奧爾森傳記的作者戴維·巴克斯認為,可以用具有“超凡魅力”或“神授能力”來描述奧爾森,因為在他的舉止中有種不凡之處——集優雅、沉靜、自信以及動人的聲音為一體——從而吸引了民眾,產生了巨大的影響。
奧爾森給人的印象是一位優雅沉靜的哲人。然而,造就這位哲人的卻是位于美國北部與加拿大接壤的那片被稱做“奎蒂科—蘇必利爾”(Quetico-Superior)的荒原。奧爾森出生于芝加哥,七歲時,身為浸禮會牧師的父親將家遷移到威斯康星的多爾半島,該半島享有中西部的“科德角”之稱,只是環繞它的是密歇根湖,而不是大西洋。在多爾半島度過的童年使奧爾森形成了對自然及野外活動的終生愛好和迷戀。一九二○年奧爾森畢業于威斯康星大學。值得一提的是,以描述美國西部山區而著名、并創建了“山嶺俱樂部”的約翰·繆爾也曾在此校就讀。被譽為“生態倫理之父”,著有《沙鄉年歷》(A Sand County Almanac,1949)的奧爾多·利奧波德曾任教于此校。在大學期間,奧爾森與友人一起初次在美國明尼蘇達州與加拿大安大略省交界的泛舟區搖獨木舟旅行。從此,便迷上了這片點綴著璀璨的湖泊、裸露著古老的巖石、覆蓋著原始森林的荒原。隨后,他不僅偕新婚的妻子伊麗莎白搖獨木舟在湖區度蜜月,而且把家安在了有萬湖之稱的明尼蘇達州。他接受的第一份工作是任教于伊利初級學院(the Ely Junior College),因為伊利位于奎蒂科—蘇必利爾荒原那片幾百英畝湖區的邊緣。他終生都居住在那里,直至離世。

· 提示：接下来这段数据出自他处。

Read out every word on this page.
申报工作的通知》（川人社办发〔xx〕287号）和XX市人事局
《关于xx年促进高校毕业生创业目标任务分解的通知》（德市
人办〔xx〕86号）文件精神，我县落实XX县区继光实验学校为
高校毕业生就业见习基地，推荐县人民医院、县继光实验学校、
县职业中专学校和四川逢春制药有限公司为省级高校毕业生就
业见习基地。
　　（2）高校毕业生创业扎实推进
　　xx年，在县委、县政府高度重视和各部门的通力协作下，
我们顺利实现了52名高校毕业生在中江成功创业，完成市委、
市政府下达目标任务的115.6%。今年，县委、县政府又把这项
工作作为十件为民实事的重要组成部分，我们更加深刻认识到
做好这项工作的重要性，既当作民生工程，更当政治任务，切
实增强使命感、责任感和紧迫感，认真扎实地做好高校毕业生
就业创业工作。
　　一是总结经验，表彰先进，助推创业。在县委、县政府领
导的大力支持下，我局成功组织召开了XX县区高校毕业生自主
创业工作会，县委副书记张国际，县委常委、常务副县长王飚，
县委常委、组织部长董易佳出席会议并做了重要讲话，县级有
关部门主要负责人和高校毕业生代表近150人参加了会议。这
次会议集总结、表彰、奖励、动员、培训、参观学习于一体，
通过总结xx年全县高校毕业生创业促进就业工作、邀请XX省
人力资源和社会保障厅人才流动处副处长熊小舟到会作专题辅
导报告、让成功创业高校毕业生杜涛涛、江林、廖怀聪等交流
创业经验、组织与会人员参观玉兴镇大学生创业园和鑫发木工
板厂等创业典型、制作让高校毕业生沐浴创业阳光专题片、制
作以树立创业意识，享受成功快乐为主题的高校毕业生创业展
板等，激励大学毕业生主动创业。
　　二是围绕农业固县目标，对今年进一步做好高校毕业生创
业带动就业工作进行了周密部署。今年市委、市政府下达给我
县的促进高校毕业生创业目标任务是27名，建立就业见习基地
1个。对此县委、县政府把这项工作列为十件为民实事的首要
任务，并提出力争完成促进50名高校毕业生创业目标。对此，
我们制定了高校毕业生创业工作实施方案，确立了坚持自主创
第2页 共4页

生活于美國現代社會中的奧爾森能夠與當時的小城伊利“終生廝守”并非易事,與常人一樣,奧爾森要養家糊口,有過經濟上的窘迫,有過抉擇的痛苦,有過多次受挫的失落,然而,他從古樸的荒野中尋到了一種抵御外界誘惑的定力,一種與天地萬物融為一體的安寧。奧爾森對荒野近乎宗教般的迷戀成就了他與小城伊利,或者更準確地說,是與邊界泛舟區的“一世情緣”。這種經歷促使他形成了獨特的“荒野觀”(wilderness philosophy)和“土地美學”(land aesthetic)。
根據巴克斯所著的《西格德·F.奧爾森的一生》(The Life of Sigurd F. Olson,1997),奧爾森的“荒野觀”不僅受到了諸如愛默生、梭羅、巴勒斯、赫胥黎及赫德森(W. H. Hudson)等歐美思想家及作家的影響,也從東方儒家及道家學說中受到啟發。他曾讀過林語堂譯的《論語》,并從赫胥黎的著述中接觸到了中國道教創始人老子的思想。奧爾森在著述和演講中多次傳播他對荒野的理解:在荒野中,人們可以發現“寧靜”、“孤寂”及“未開化的環境”,從而再度與人類進化的傳統聯系起來,并通過這種充滿永恒神秘的經歷,感受到與萬物聯系在一起的那種神圣。他在題為《為什么需要荒野》的文章中寫道:“荒野之于美國人而言,是一種精神的需要,一種現代生活高度壓力的矯正法,一種重獲平衡和安寧的方式……我發現人們因多種原因而走向荒野,但其中最重要的原因是為了放開眼界。他們或許以為自己是去垂釣、觀景或交友,但事實上,意義遠非如此。他們走向荒野為的是心靈的健康。”
不僅如此,奧爾森還形成了自己的“土地美學”。盡管奧爾森是動物生態學碩士,但他卻認為,令他傾心的不是科學,而是自然中的美學。他坦言:“多年來將我留在森林中的原因是對美的迷戀。”而他最想做的事情就是“用文字或色彩描述眼前的景色”。然而,靠書寫自然而謀生是一條比通常意義上的寫作更艱難的道路,也是一條遠離文學主流的小路。像他之前的梭羅一樣,奧爾森成為一個不為功利所動的追夢者。為了滿足書寫自然的心愿,在時逢美國大蕭條的年代,奧爾森謝絕了美國政府向他提供的三個公職以及到利奧波德所任教的威斯康星大學讀博士的機會,因為那將意味著離開他心愛的湖區,而他立志:“扎根腳下,忘卻外界。”奧爾森經歷了屢次投稿受拒的挫折,編輯們不止一次地勸他改寫小說,因為他的自然散文沒有市場。然而,奧爾森最終以自己描述自然的散文作品取勝。在辛苦筆耕二十多年之后,一九五六年,年屆五十七歲之時,他的第一部作品《低吟的荒野》問世,并上了《紐約時報》暢銷書榜。此書不僅被公認為是他的代表作,而且也被譽為美國自然文學的經典。此書多次再版,在一九九六年出版四十周年時,僅精裝版的銷售量就達七萬冊。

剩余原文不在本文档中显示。